Using New York Taxi Data To Estimate Traffic
This blog is based on an ongoing research project.
Keywords: Graph Convolution, PostgreSQL, LSTM, Big Data, Taxi, Traffic Estimation.
Introduction
With the advancement of technology penetrating into several aspect of life, the amount of data generated is growing as fast as ever. In 2013, it is estimated that 90% of the world data was created during 2011-2012 alone. In addition, research in artificial intelligence have been gaining traction with numerous success application, such as computer vision, natural language processing, or neural network, and these framework benefits greatly from the data. These trends are accompanied by the advancement in computing power, which is being more powerful and accessible to researchers compare to several years before when such algorithm is considered infeasible. Therefore, data has been identified as a new resource that is as impactful to the economy as the traditional one (e.g., minerals, oils, etc…).In the transportation field, one such data is the New York taxi data where there are upwards of 1.1 billion taxi trips recorded from 2009 to 2015. This data is generated as part of the Open Data Law and recorded by the New York Taxi & Limousine Commission (NYC-TLC). With such enormous size, this data is perfectly capable of fueling a deep learning model. Figure 1 shows the Manhattan road network, pickup, and dropoff density.
Figure 1. Manhattan Road Network, Pickup, and Dropoff Density
Taxi data provides an insight into this problem since for every taxi trip, we can know the pickup and dropoff point, the pickup time, total distance, and total travel time. Therefore the objective of this research is “to develop a sequential three step framework that use a single taxi dataset to estimate complete network link travel time, disaggregated by time of the day”. We believe this will be very beneficial to dense urban areas where travel time information is vital and taxi activities are frequent.
Figure 2. Example of DU-LTE
Methodology
Taxi data only contains the pickup and dropoff point whereas the full trajectory is not available due to privacy reason. However, thanks to the excessive amount of taxi trip records, we propose the following three steps framework shown in Figure 3 below:
Figure 3. Three Steps Framework
In step 3, we use a model called Traffic Graph Convolution Network (TGCN). In essence, the road network can be represented as a graph where each vertice is an intersection and the edge is the road segment connecting these intersections. These nodes can then learn information from its neighbor to estimates its own travel time. For example, in Figure 4, the node u can learn travel time from its neighbors v1, v2, v3,_ and v4. By repeating the TGCN operation multiple times, node u not only can receive information from its nearest neighbors but also neighbors that are further away. The mathematical formulation behind TGCN operation is also simple and elegance which facilitates the ease of training.

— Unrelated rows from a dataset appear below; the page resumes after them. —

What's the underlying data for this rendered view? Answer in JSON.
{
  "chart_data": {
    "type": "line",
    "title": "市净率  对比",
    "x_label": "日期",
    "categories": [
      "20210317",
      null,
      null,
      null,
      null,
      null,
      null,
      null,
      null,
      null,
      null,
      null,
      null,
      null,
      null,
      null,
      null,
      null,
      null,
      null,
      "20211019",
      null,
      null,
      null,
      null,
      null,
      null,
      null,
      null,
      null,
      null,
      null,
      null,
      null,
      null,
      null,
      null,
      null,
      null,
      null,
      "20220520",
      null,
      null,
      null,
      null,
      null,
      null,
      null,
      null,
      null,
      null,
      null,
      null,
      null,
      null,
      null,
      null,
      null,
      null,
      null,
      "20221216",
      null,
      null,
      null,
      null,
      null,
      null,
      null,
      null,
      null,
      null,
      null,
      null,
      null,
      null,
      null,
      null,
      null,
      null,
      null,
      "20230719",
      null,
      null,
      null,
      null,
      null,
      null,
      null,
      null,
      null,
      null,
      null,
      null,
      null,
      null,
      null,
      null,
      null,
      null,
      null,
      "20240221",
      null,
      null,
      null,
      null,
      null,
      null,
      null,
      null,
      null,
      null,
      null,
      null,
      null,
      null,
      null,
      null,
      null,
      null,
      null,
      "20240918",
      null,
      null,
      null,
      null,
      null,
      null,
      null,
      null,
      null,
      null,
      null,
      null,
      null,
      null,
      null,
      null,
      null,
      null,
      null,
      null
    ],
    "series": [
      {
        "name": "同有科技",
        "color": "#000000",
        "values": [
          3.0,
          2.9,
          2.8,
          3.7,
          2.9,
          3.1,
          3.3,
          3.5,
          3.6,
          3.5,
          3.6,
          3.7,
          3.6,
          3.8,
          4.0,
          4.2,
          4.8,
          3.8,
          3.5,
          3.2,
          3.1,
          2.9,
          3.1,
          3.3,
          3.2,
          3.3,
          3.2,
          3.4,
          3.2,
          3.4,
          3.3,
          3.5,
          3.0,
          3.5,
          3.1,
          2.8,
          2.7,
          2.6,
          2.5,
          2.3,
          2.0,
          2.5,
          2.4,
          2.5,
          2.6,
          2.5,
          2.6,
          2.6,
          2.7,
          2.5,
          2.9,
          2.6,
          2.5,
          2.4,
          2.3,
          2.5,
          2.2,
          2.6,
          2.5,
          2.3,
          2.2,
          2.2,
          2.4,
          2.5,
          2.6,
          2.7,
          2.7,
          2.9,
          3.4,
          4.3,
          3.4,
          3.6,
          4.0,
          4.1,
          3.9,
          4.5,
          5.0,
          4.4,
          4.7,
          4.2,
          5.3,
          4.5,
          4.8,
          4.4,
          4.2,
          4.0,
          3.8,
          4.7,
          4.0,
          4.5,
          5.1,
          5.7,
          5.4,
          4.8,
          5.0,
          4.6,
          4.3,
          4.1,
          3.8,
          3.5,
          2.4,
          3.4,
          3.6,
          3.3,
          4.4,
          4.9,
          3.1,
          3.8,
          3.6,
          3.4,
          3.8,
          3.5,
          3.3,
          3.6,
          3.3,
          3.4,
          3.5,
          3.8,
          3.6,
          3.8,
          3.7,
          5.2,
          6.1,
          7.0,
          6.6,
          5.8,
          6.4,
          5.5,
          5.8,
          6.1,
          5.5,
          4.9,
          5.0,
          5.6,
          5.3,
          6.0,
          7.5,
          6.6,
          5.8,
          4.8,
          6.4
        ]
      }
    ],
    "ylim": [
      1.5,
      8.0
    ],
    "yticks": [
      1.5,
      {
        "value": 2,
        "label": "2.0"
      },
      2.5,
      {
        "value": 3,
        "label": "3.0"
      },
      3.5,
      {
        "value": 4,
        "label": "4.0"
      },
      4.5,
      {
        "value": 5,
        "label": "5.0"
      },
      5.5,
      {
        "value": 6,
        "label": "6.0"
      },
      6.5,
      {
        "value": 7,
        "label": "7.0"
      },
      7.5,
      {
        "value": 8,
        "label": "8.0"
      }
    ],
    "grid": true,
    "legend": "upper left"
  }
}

Figure 4. Representation of TGCN
Author's Contribution in this project
The author is responsible for the problem concept, methodology, modeling in software, and writing of the paper. First, the taxi dataset is downloaded and stored in a PostgreSQL and geocoded with PostGIS. Second, OpenStreetMap data is used for New York city road network and the raw taxi data is mapped into the road network’s real node. Figure 5 shows an example of data mapping. Parrallel computing is used to accelerate this pre-proccessing process. The Traffic Graph Convolution Network is coded in a python script using Tensorflow Functional API. The predicted path is generated by the Yen’s kth-shortest path (KSP) algorithm from the pgRouting package of PostGIS.
Figure 5. Example of data mapping